Le débat est de nouveau clairement soulevé, à la fois au regard de l’évolution de la jurisprudence et au plan textuel :
- obligation de concentration des moyens imposée aux parties en matière d’invocation du fondement juridique de leurs prétentions, avec les conséquences sus-évoquées sur le domaine de l’autorité de chose jugée ;
- limitation de l'obligation d'invocation d'office des moyens de droit par le juge (voir infra, §2B).
Pour un point de vue critique de cette évolution, V. Bolard, L'office du juge et le rôle des parties : entre arbitraire et laxisme, JCP 08 I 156 - Contra : Magendie, Entretien, JCP 08 I 192.

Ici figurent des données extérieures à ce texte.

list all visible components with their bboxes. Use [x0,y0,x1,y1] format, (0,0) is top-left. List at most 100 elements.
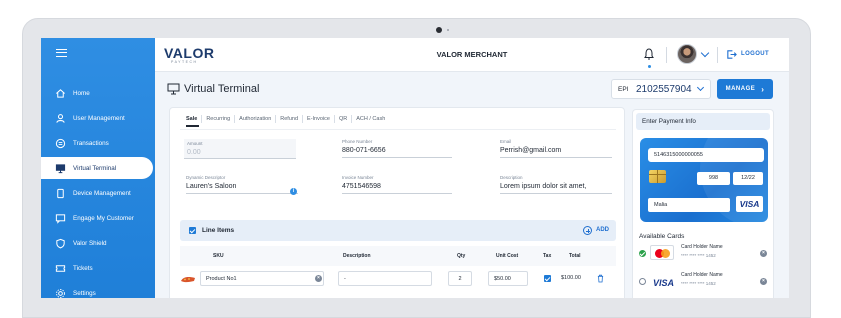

- édiction de nouvelles obligations (sanctionnées), à charge des parties, par le décret du 9 décembre 2009 modifiant la procédure d’appel avec représentation obligatoire, qui est entré en vigueur le 1er janvier 2011.
P. Blondel, La charge de la concentration et le respect d’un principe de complétude, JCP 2012 F. 15 n° 464
Rq.Exemple de coopération entre le juge et les parties au service d’une justice de qualité : le 3 juin 2008, signature d’un protocole sur la procédure civile entre le TGI de Paris et le Barreau de Paris, le but étant d’accélérer la célérité et la qualité des procédures par une série de bonnes pratiques : concentration et limitation du nombre de jeux d’écritures (objectif de modélisation), effort de synthèse, respect des délais, audiences plus interactives (communiqué TGI de Paris 3 juin 2008 et JCP 08 actu 400).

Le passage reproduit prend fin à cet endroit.